Detection Method:Sandwich
Test principle:This assay employs a two-site sandwich ELISA to quantitate PARS2 in samples. An antibody specific for PARS2 has been pre-coated onto a microplate. Standards and samples are pipetted into the wells and anyPARS2 present is bound by the immobilized antibody. After removing any unbound substances, a biotin-conjugated antibody specific for PARS2 is added to the wells. After washing, Streptavidin conjugated Horseradish Peroxidase (HRP) is added to the wells. Following a wash to remove any unbound avidin-enzyme reagent, a substrate solution is added to the wells and color develops in proportion to the amount of PARS2 bound in the initial step. The color development is stopped and the intensity of the color is measured.
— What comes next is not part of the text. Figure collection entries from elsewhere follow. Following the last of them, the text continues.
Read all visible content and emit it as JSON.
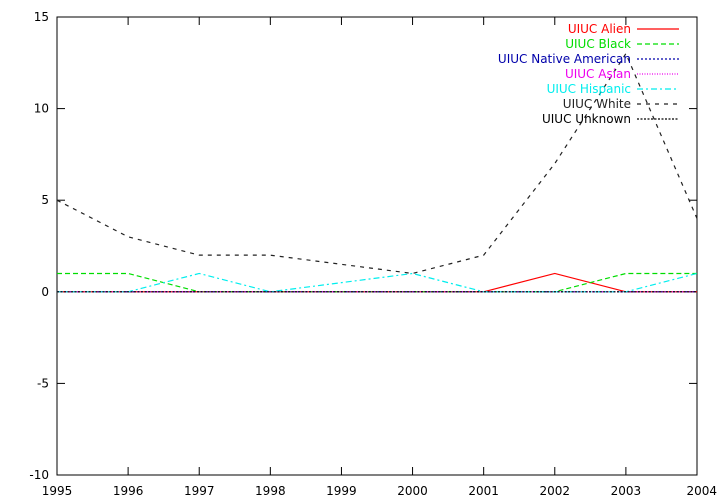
{
  "chart_data": {
    "type": "line",
    "title": "",
    "xlabel": "",
    "ylabel": "",
    "x": [
      1995,
      1996,
      1997,
      1998,
      1999,
      2000,
      2001,
      2002,
      2003,
      2004
    ],
    "xlim": [
      1995,
      2004
    ],
    "ylim": [
      -10,
      15
    ],
    "xticks": [
      "1995",
      "1996",
      "1997",
      "1998",
      "1999",
      "2000",
      "2001",
      "2002",
      "2003",
      "2004"
    ],
    "yticks": [
      "-10",
      "-5",
      "0",
      "5",
      "10",
      "15"
    ],
    "grid": false,
    "legend_position": "top-right",
    "series": [
      {
        "name": "UIUC Alien",
        "color": "#ff0000",
        "dash": "solid",
        "values": [
          0,
          0,
          0,
          0,
          0,
          0,
          0,
          1,
          0,
          0
        ]
      },
      {
        "name": "UIUC Black",
        "color": "#00dd00",
        "dash": "dashed",
        "values": [
          1,
          1,
          0,
          0,
          0,
          0,
          0,
          0,
          1,
          1
        ]
      },
      {
        "name": "UIUC Native American",
        "color": "#0000aa",
        "dash": "dotted",
        "values": [
          0,
          0,
          0,
          0,
          0,
          0,
          0,
          0,
          0,
          0
        ]
      },
      {
        "name": "UIUC Asian",
        "color": "#ee00ee",
        "dash": "fine-dotted",
        "values": [
          0,
          0,
          0,
          0,
          0,
          0,
          0,
          0,
          0,
          0
        ]
      },
      {
        "name": "UIUC Hispanic",
        "color": "#00eeee",
        "dash": "dash-dot",
        "values": [
          0,
          0,
          1,
          0,
          0.5,
          1,
          0,
          0,
          0,
          1
        ]
      },
      {
        "name": "UIUC White",
        "color": "#222222",
        "dash": "dashed-sparse",
        "values": [
          5,
          3,
          2,
          2,
          1.5,
          1,
          2,
          7,
          13,
          4
        ]
      },
      {
        "name": "UIUC Unknown",
        "color": "#000000",
        "dash": "dotted-dense",
        "values": [
          0,
          0,
          0,
          0,
          0,
          0,
          0,
          0,
          0,
          0
        ]
      }
    ]
  }
}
Product Overview:By searching a database for tRNA synthetases, Bonnefond et al. (2005) identified PARS2, which they called MT-PRORS. The deduced 475-amino acid protein has a 47-amino acid mitochondrial targeting signal, resulting in a mature protein of 428 amino acids. PARS2 is a class II amino acid tRNA synthetase, with a C-terminal active-site domain linked to an N-terminal anticodon-binding domain by a short hinge. PARS2 shares no significant similarity with its cytosolic counterpart, EPRS.
Bonnefond et al. (2005) determined that the PARS2 gene contains 1 exon and spans 1.4 kb. By genomic sequence analysis, Bonnefond et al. (2005) mapped the PARS2 gene to chromosome 1.